South African restaurant franchises, do not pay workers a monthly wage, instead offering them a percentage of their earnings. This means that without regular work in the next few weeks, she will have no steady income. The South African increased the minimum wage to R20,76 per hour, as of 1 March, but few restaurants and bars have taken heed.
“This is a nightmare because we’re not doing white collar jobs. As a waiter you don’t have a salary but you have to depend on someone else. So, imagine you go to work three times a week and you earn little. The government tries to regulate salaries but companies don’t follow. For example, where I work you earn 1, 5% of the business you bring in, which is too little but you can make as much as R10 000 from tips. That’s how we survive,” she said.
The South African Unemployment Insurance Fund gave out stipends to workers to cushion them against the effects of the shutdown.
However, with only a fraction of the waiters documented, only a few are eligible for the funds.
“The restaurants employ people without proper immigration papers so they can’t benefit from this. So, out of a staff compliment of 50 people perhaps only 10 will get something,” said Ndlovu.
For bartenders, the situation is equally dire. Anderson Ncube, a bartender at a posh bar in the leafy town of Sandton, said the situation had led to depression among workers in the hospitality industry. With the notoriously high rentals in South Africa, few could afford to keep money for a rainy day.
“My prediction is that it’s going to be a spiritually depressing period because the majority of waiters don’t keep money for dark days as these. It’s going to be difficult to pay rent, noting the high price of rent. People will be forced to buy groceries to sustain them through the lockdown,” he said.
Fear of crime during the lockdown and the knowledge that they could not help their folks back home during the three weeks would drive many over the edge, he said.
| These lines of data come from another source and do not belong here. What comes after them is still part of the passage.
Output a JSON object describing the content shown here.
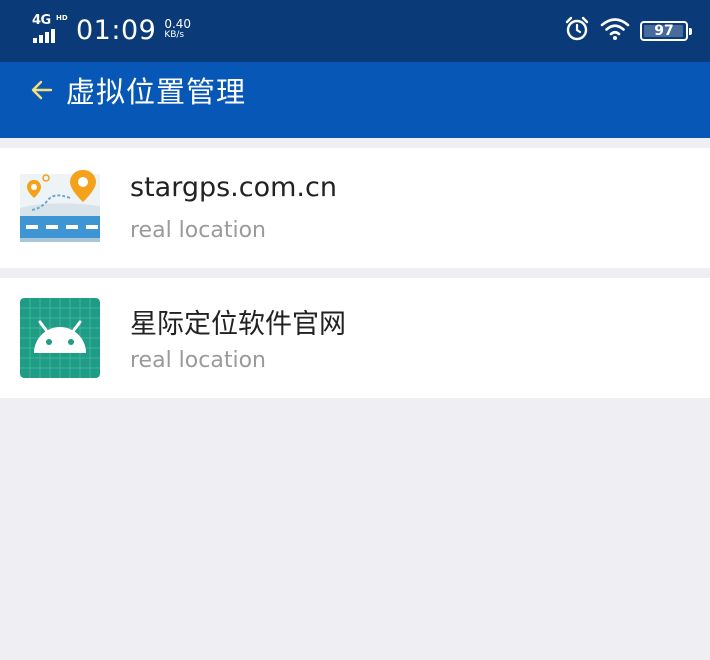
{
  "status_bar": {
    "network": "4G",
    "network_badge": "HD",
    "time": "01:09",
    "speed_value": "0.40",
    "speed_unit": "KB/s",
    "battery_percent": "97",
    "battery_level": 0.97,
    "icons": [
      "alarm-icon",
      "wifi-icon",
      "battery-icon"
    ]
  },
  "app_bar": {
    "back_icon": "arrow-left-icon",
    "title": "虚拟位置管理"
  },
  "list": {
    "items": [
      {
        "title": "stargps.com.cn",
        "subtitle": "real location",
        "icon": "map-location-app-icon"
      },
      {
        "title": "星际定位软件官网",
        "subtitle": "real location",
        "icon": "android-app-icon"
      }
    ]
  },
  "colors": {
    "status_bar_bg": "#0a3a78",
    "app_bar_bg": "#0758b6",
    "back_arrow": "#f6e07a",
    "page_bg": "#eeeef3",
    "android_tile": "#1f9c86"
  }
}
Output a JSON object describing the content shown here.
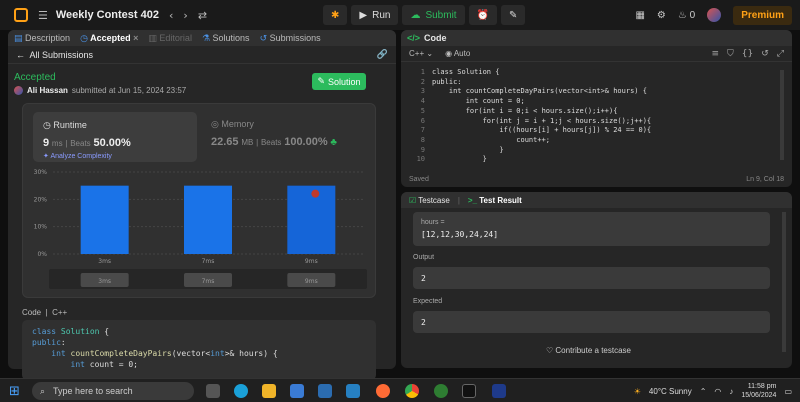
{
  "topbar": {
    "title": "Weekly Contest 402",
    "run_label": "Run",
    "submit_label": "Submit",
    "streak": "0",
    "premium_label": "Premium"
  },
  "left": {
    "tabs": [
      {
        "label": "Description"
      },
      {
        "label": "Accepted"
      },
      {
        "label": "Editorial"
      },
      {
        "label": "Solutions"
      },
      {
        "label": "Submissions"
      }
    ],
    "back_label": "All Submissions",
    "status": "Accepted",
    "author": "Ali Hassan",
    "submitted_text": "submitted at Jun 15, 2024 23:57",
    "solution_btn": "Solution",
    "runtime": {
      "title": "Runtime",
      "value": "9",
      "unit": "ms",
      "beats_label": "Beats",
      "beats": "50.00%",
      "analyze": "Analyze Complexity"
    },
    "memory": {
      "title": "Memory",
      "value": "22.65",
      "unit": "MB",
      "beats_label": "Beats",
      "beats": "100.00%"
    },
    "code_label": "Code",
    "code_lang": "C++",
    "code_lines": [
      "class Solution {",
      "public:",
      "    int countCompleteDayPairs(vector<int>& hours) {",
      "        int count = 0;"
    ]
  },
  "chart_data": {
    "type": "bar",
    "categories": [
      "3ms",
      "7ms",
      "9ms"
    ],
    "values": [
      25,
      25,
      25
    ],
    "ylim": [
      0,
      30
    ],
    "yticks": [
      "0%",
      "10%",
      "20%",
      "30%"
    ],
    "minimap_labels": [
      "3ms",
      "7ms",
      "9ms"
    ],
    "highlight_index": 2,
    "bar_color": "#1a73e8"
  },
  "code_panel": {
    "title": "Code",
    "lang": "C++",
    "mode": "Auto",
    "lines": [
      "class Solution {",
      "public:",
      "    int countCompleteDayPairs(vector<int>& hours) {",
      "        int count = 0;",
      "        for(int i = 0;i < hours.size();i++){",
      "            for(int j = i + 1;j < hours.size();j++){",
      "                if((hours[i] + hours[j]) % 24 == 0){",
      "                    count++;",
      "                }",
      "            }"
    ],
    "saved": "Saved",
    "cursor": "Ln 9, Col 18"
  },
  "test_panel": {
    "tab1": "Testcase",
    "tab2": "Test Result",
    "input_label": "hours =",
    "input_value": "[12,12,30,24,24]",
    "output_label": "Output",
    "output_value": "2",
    "expected_label": "Expected",
    "expected_value": "2",
    "contribute": "Contribute a testcase"
  },
  "taskbar": {
    "search_placeholder": "Type here to search",
    "weather": "40°C  Sunny",
    "time": "11:58 pm",
    "date": "15/06/2024"
  }
}
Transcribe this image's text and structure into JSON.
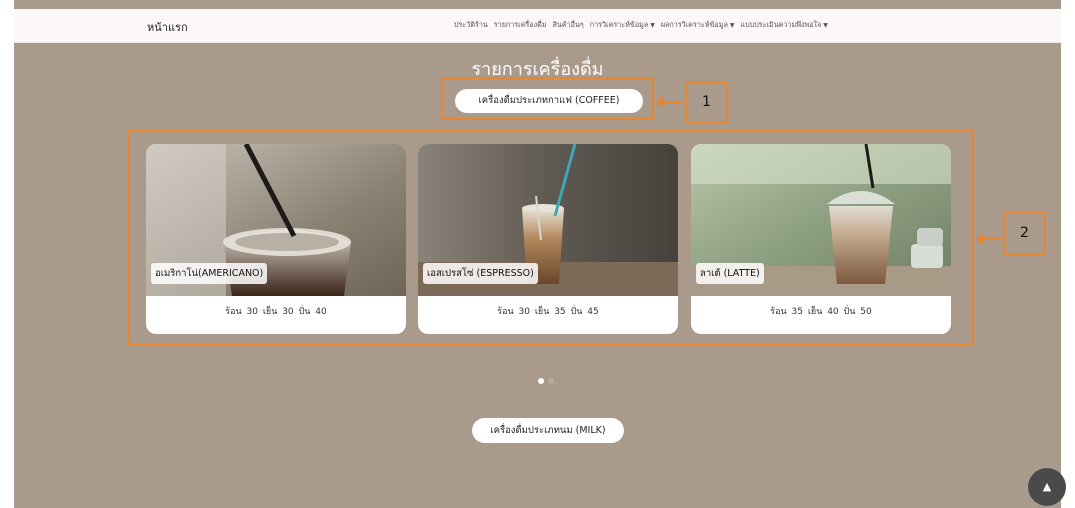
{
  "navbar": {
    "brand": "หน้าแรก",
    "links": [
      {
        "label": "ประวัติร้าน",
        "dropdown": false
      },
      {
        "label": "รายการเครื่องดื่ม",
        "dropdown": false
      },
      {
        "label": "สินค้าอื่นๆ",
        "dropdown": false
      },
      {
        "label": "การวิเคราะห์ข้อมูล",
        "dropdown": true
      },
      {
        "label": "ผลการวิเคราะห์ข้อมูล",
        "dropdown": true
      },
      {
        "label": "แบบประเมินความพึงพอใจ",
        "dropdown": true
      }
    ]
  },
  "page_title": "รายการเครื่องดื่ม",
  "category_coffee": "เครื่องดื่มประเภทกาแฟ (COFFEE)",
  "category_milk": "เครื่องดื่มประเภทนม (MILK)",
  "annotations": {
    "callout_1": "1",
    "callout_2": "2"
  },
  "cards": [
    {
      "name": "อเมริกาโน่(AMERICANO)",
      "prices": "ร้อน 30 เย็น 30 ปั่น 40"
    },
    {
      "name": "เอสเปรสโซ่ (ESPRESSO)",
      "prices": "ร้อน 30 เย็น 35 ปั่น 45"
    },
    {
      "name": "ลาเต้ (LATTE)",
      "prices": "ร้อน 35 เย็น 40 ปั่น 50"
    }
  ],
  "carousel": {
    "pages": 2,
    "active": 1
  },
  "colors": {
    "background": "#a99a8c",
    "annotation": "#e8862e",
    "navbar": "#fdf8f8"
  },
  "icons": {
    "scroll_top": "chevron-up-icon",
    "dropdown": "caret-down-icon"
  }
}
“Another fear is the escalation of crime if the lockdown is not supervised by both police or military as you know a hungry man is an angry man, resulting in looting and all forms of moral decay. Another thing is that many people, even back at home, rely on groceries we send. It’s going to have a negative effect especially on old folks who rely on groceries and money from Mzansi. This won’t only affect waiters but omalayitsha as well. In essence we are in trouble,” he said.